Chair: Stuart Graham (Georgia Tech)
Yoshimi Okada (Hitotsubashi University)
Sadao Nagaoka (Tokyo Keizai University)
Stuart Graham (Georgia Tech)
Dietmar Harhoff (Max-Planck Institute)
The patent system plays two roles in promoting innovation: (1) protecting inventions from imitation during a limited time, thereby promoting R&D and commercialization and (2) disclosing useful technological information to the public and facilitating technological knowledge diffusion, thereby reducing duplicative R&D activities and reducing information asymmetries. Prior empirical research on the patent system is heavily concentrated on the first role, and while a significant body of theoretical research has examined the disclosure function, corresponding empirical research is very limited. This session collected together and reported upon new empirical research addressing the disclosure function and its economic implications.

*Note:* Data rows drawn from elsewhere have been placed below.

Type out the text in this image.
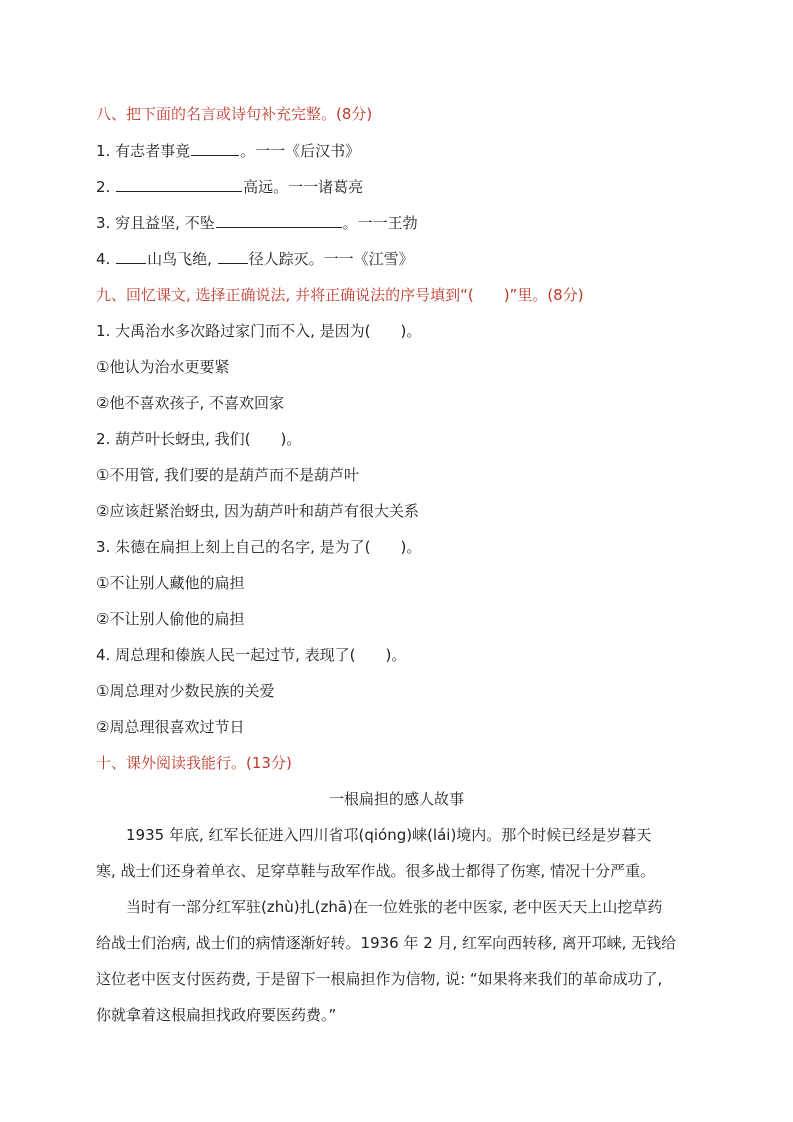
八、把下面的名言或诗句补充完整。(8分)
1. 有志者事竟	。一一《后汉书》
2.	高远。一一诸葛亮
3. 穷且益坚, 不坠	。一一王勃
4. 山鸟飞绝, 径人踪灭。一一《江雪》
九、回忆课文, 选择正确说法, 并将正确说法的序号填到“(　　)”里。(8分)
1. 大禹治水多次路过家门而不入, 是因为(　　)。
①他认为治水更要紧
②他不喜欢孩子, 不喜欢回家
2. 葫芦叶长蚜虫, 我们(　　)。
①不用管, 我们要的是葫芦而不是葫芦叶
②应该赶紧治蚜虫, 因为葫芦叶和葫芦有很大关系
3. 朱德在扁担上刻上自己的名字, 是为了(　　)。
①不让别人藏他的扁担
②不让别人偷他的扁担
4. 周总理和傣族人民一起过节, 表现了(　　)。
①周总理对少数民族的关爱
②周总理很喜欢过节日
十、课外阅读我能行。(13分)
一根扁担的感人故事
1935 年底, 红军长征进入四川省邛(qióng)崃(lái)境内。那个时候已经是岁暮天
寒, 战士们还身着单衣、足穿草鞋与敌军作战。很多战士都得了伤寒, 情况十分严重。
当时有一部分红军驻(zhù)扎(zhā)在一位姓张的老中医家, 老中医天天上山挖草药
给战士们治病, 战士们的病情逐渐好转。1936 年 2 月, 红军向西转移, 离开邛崃, 无钱给
这位老中医支付医药费, 于是留下一根扁担作为信物, 说: “如果将来我们的革命成功了,
你就拿着这根扁担找政府要医药费。”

The session covered not only the disclosure of the invention (technical information) and the application document (legal information) during the patenting process, but also the relevant prior art (limitations and breadth information). Research topics included applicant incentives for early disclosure, the effects of introducing pre-grant publications in the US on the innovation process, and characteristics of inventors and firms related to information disclosure in patent documents. The panelists (Graham, Harhoff, Nagaoka and Okada) discussed the implications of the several studies presented, and provided an opportunity for interaction with the audience.